PyTorch Lightning enables working with data from a variety of filesystems, including local filesystems and several cloud storage providers such as S3 <https://aws.amazon.com/s3/>_ on AWS <https://aws.amazon.com/>, GCS <https://cloud.google.com/storage> on Google Cloud <https://cloud.google.com/>, or ADL <https://azure.microsoft.com/solutions/data-lake/> on Azure <https://azure.microsoft.com/>_.

This applies to saving and writing checkpoints, as well as for logging.
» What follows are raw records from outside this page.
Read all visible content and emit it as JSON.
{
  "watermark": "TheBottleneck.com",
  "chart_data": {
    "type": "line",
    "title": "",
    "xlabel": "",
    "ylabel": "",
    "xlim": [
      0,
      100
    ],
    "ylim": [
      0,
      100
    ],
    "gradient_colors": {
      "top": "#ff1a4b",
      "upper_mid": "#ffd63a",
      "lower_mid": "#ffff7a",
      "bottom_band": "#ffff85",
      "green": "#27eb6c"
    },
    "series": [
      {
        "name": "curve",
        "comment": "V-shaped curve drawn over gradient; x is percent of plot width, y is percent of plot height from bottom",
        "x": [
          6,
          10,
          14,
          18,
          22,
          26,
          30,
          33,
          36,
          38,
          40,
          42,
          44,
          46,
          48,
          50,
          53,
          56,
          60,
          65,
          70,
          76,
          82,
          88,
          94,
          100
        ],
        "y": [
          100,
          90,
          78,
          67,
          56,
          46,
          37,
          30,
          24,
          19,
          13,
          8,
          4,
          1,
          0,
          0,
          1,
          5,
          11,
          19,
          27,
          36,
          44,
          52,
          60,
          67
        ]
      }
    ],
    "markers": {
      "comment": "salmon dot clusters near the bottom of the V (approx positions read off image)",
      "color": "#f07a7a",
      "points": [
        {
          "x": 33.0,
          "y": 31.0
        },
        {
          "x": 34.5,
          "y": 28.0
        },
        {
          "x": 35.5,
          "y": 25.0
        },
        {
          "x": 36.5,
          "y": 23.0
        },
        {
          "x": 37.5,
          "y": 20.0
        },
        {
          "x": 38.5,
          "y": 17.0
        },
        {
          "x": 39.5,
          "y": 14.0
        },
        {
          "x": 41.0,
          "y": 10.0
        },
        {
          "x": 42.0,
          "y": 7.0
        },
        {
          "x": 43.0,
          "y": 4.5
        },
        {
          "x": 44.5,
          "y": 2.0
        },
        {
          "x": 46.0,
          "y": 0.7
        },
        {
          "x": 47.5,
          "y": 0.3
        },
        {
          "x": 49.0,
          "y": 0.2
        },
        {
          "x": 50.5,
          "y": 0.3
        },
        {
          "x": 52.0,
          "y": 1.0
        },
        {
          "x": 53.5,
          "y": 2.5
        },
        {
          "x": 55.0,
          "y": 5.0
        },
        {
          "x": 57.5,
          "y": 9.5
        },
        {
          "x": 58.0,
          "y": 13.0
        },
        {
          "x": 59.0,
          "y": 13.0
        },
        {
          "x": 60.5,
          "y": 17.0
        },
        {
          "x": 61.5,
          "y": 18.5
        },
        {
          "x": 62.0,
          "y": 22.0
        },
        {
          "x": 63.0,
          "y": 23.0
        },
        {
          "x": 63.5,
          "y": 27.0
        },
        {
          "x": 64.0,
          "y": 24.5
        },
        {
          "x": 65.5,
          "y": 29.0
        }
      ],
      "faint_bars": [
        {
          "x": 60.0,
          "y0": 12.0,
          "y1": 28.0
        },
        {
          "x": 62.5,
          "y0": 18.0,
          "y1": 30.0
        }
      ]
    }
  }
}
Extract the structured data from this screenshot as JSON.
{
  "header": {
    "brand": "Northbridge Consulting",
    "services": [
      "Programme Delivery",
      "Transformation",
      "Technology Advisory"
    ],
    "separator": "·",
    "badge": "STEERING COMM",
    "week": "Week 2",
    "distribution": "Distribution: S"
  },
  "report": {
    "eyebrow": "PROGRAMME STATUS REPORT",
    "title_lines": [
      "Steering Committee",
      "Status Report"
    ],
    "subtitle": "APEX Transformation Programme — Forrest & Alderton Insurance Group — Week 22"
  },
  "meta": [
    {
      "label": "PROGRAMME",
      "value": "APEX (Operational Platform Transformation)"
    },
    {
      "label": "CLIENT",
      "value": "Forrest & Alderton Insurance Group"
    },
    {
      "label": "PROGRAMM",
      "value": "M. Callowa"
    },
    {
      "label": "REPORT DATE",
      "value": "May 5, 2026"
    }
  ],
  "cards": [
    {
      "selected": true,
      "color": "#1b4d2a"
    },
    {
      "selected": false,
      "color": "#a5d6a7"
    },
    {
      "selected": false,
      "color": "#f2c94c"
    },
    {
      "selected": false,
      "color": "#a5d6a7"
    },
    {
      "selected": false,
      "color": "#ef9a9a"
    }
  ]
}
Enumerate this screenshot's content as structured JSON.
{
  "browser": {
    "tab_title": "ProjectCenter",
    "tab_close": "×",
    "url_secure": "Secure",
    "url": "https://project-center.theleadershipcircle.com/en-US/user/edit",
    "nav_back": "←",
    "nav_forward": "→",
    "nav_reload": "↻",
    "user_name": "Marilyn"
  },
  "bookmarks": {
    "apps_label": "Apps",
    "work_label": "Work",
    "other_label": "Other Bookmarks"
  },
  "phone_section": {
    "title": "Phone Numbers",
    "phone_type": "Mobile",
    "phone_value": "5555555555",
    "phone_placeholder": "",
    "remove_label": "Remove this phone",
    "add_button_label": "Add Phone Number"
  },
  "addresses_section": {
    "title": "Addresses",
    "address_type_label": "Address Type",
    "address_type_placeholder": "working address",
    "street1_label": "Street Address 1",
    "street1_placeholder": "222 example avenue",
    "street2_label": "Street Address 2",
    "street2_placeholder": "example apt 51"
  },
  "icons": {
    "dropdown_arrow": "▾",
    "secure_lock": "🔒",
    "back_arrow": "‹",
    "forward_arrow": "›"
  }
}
Working with different filesystems can be accomplished by appending a protocol like "s3:/" to file paths for writing and reading data.

.. code-block:: python

# `default_root_dir` is the default path used for logs and checkpoints
trainer = Trainer(default_root_dir="s3://my_bucket/data/")
trainer.fit(model)

For logging, remote filesystem support depends on the particular logger integration being used. Consult :ref:the documentation of the individual logger <loggers-api-references> for more details.

.. code-block:: python

from lightning.pytorch.loggers import TensorBoardLogger

logger = TensorBoardLogger(save_dir="s3://my_bucket/logs/")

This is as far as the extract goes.